Posts from Friday, March 30th, 2007

Stylish Spam

Published 17 years, 2 weeks past

From my comment queue, possibly the first time I feel a spammer is really speaking to me as a person:

Did u ever heard about CSS…? it will help your site.

Do tell, oh random anonymous stranger whose site URL crudely references the genitalia of older females!  I wish to learn.


After Boston

Published 17 years, 2 weeks past

Wow.

Just wow.

I’m back home and I still can’t believe how amazing An Event Apart Boston was for me and everyone with whom I talked.  I knew going in it was a great lineup of speakers covering great topics.  I knew that we had a completely kick-ass staff in place, and amazing volunteers to help us out.  I knew that we’d have great support from the venue.

I knew all that, and I was still overwhelmed and ecstatic at how things went.  At least on one level.  On another, thanks to the aforementioned kick-ass staff, things went so smoothly that I almost felt like I was a speaker at someone else’s conference.  I had so little to worry about that it was sometimes hard to remember that this was all happening because Jeffrey and I, over breakfast at Las Manitas in Austin, decided to take a chance and put on a show.  In a way, I had to prod myself just a little to remember to feel pride in what we’d accomplished.
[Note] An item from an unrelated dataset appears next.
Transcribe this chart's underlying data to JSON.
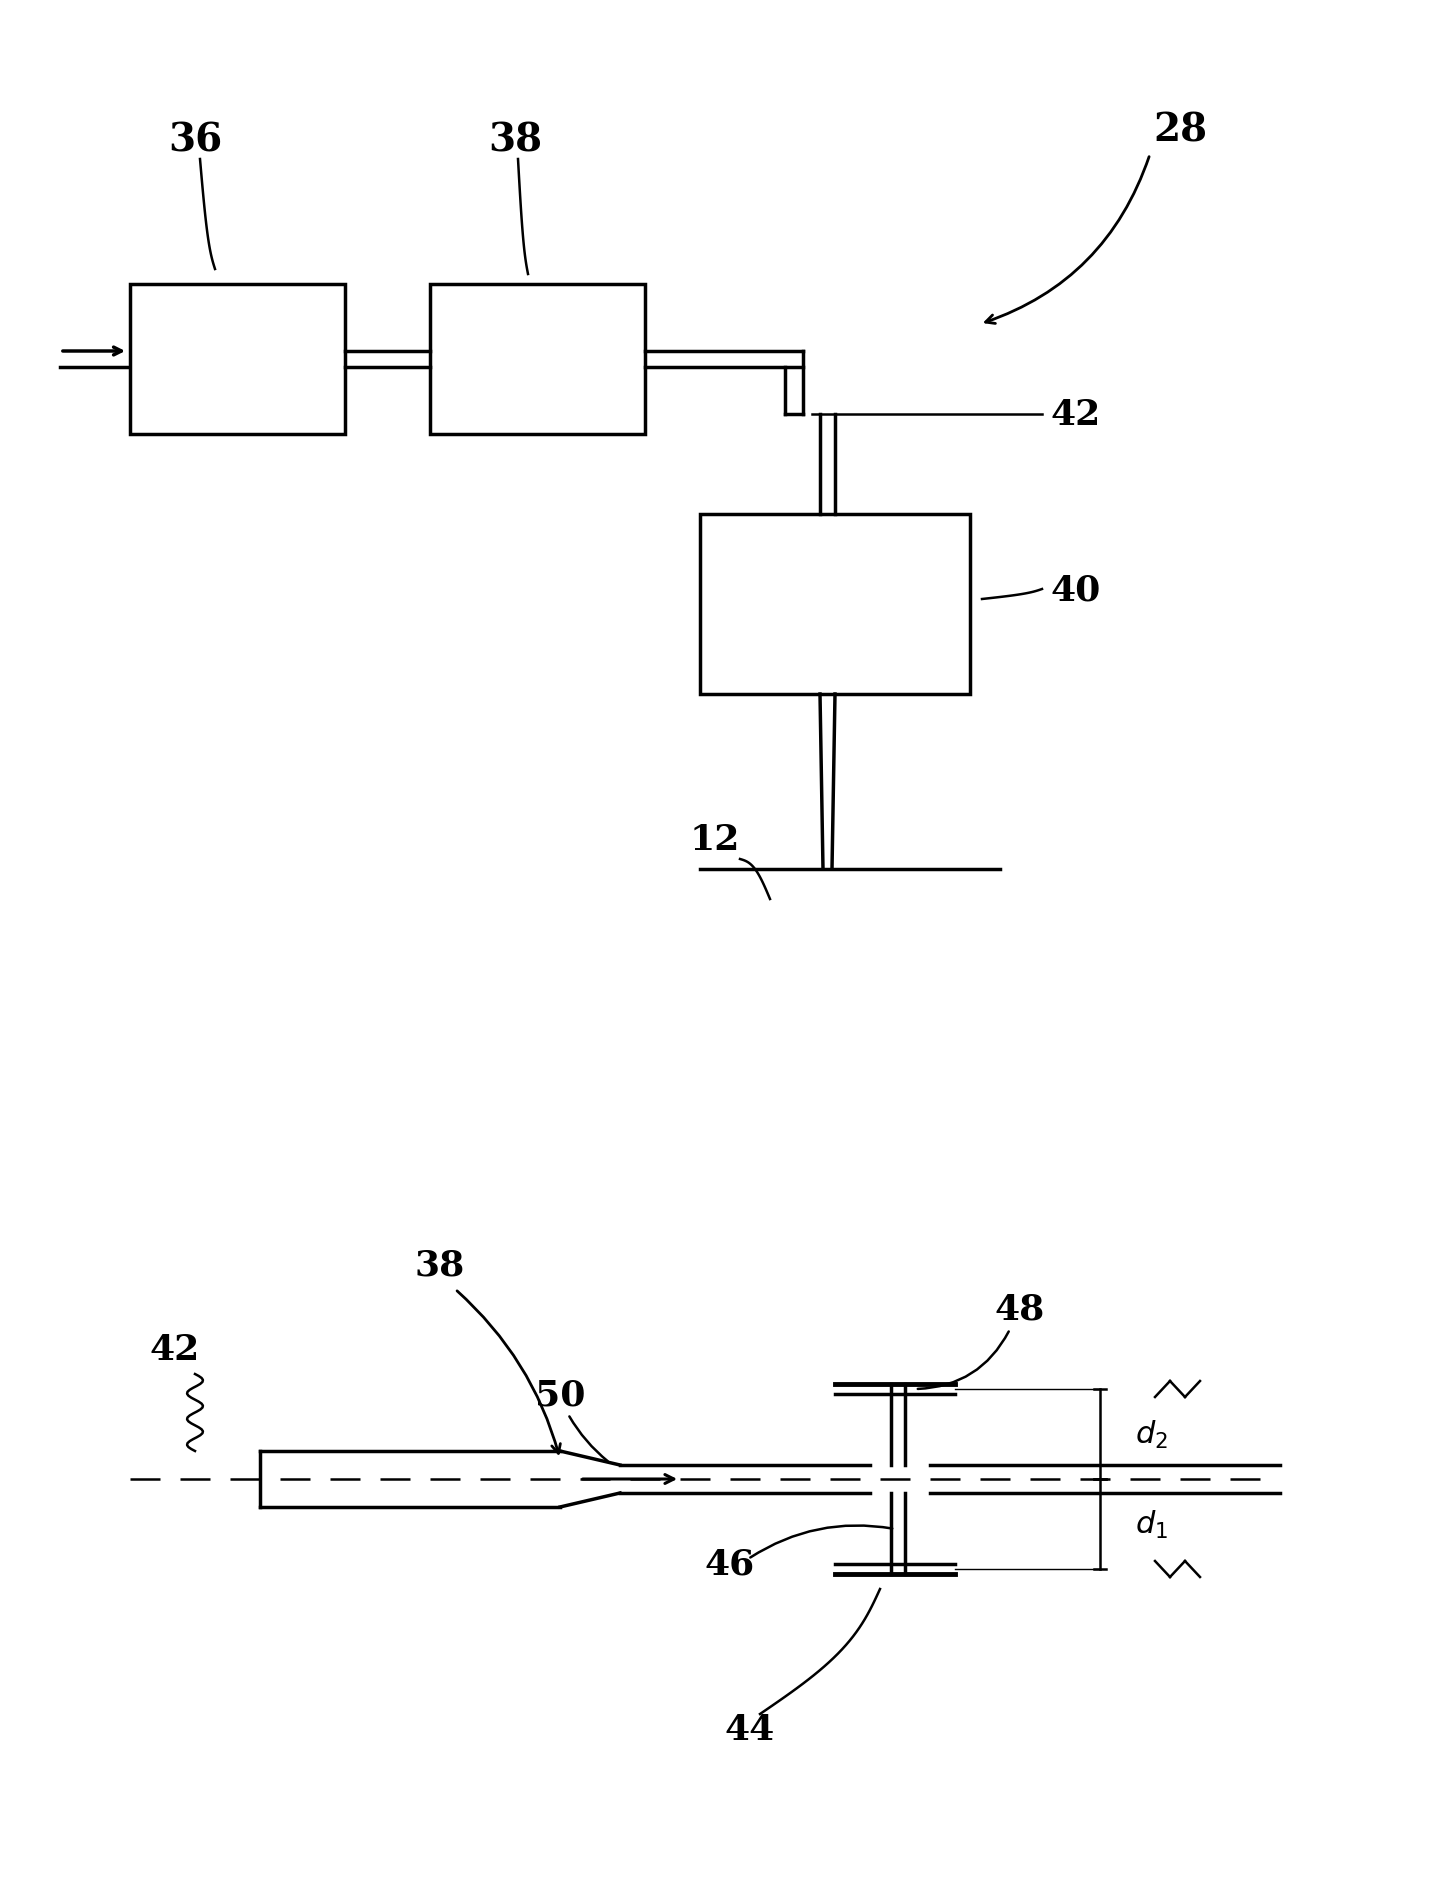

What required no effort to feel was a deep sense of humility and awe that so many people had come to support what we did.  Over five hundred folks gathered in Boston, drawn by the same love of the web and pride in Doing Things Right that drives us.  I see the attendees at AEA as the craftsmen and women of the web.  Sure, there are shops mass-producing sites, the way a factory churns out cheap clocks.  That’s fine if you just want something to put on your nightstand.  But if you want an elegant, finely tuned work of art that you’d hang in a prominent place, a clock that is as much a point of pride as a timepiece—you find a craftsman.  And that’s who came to Boston.  That’s who comes to An Event Apart.

What amazed me even more was the overwhelming wave of positive feedback that we got.  Marci, our event manager, told me that in 25 years of event planning, she’s never seen attendees so happy.  So many people came up to me and Jeffrey and Marci just to say, “Thank you so much for doing this”.  They were thanking us, which seems entirely backwards.  I did thank each of them for coming to the event, but let me state it here for anyone I didn’t get to thank in person.  Thank you so much for coming to AEA and showing that you know creating the web is much more than churning out code, and that you take pride in being a craftsman.  Thank you for making the show so amazing.  Without you, it couldn’t have happened at all.

Now I’m looking forward to AEA Seattle twice as much as before, and I thought I was already maxed out on anticipation.

Again: wow.  Thank you, one and all.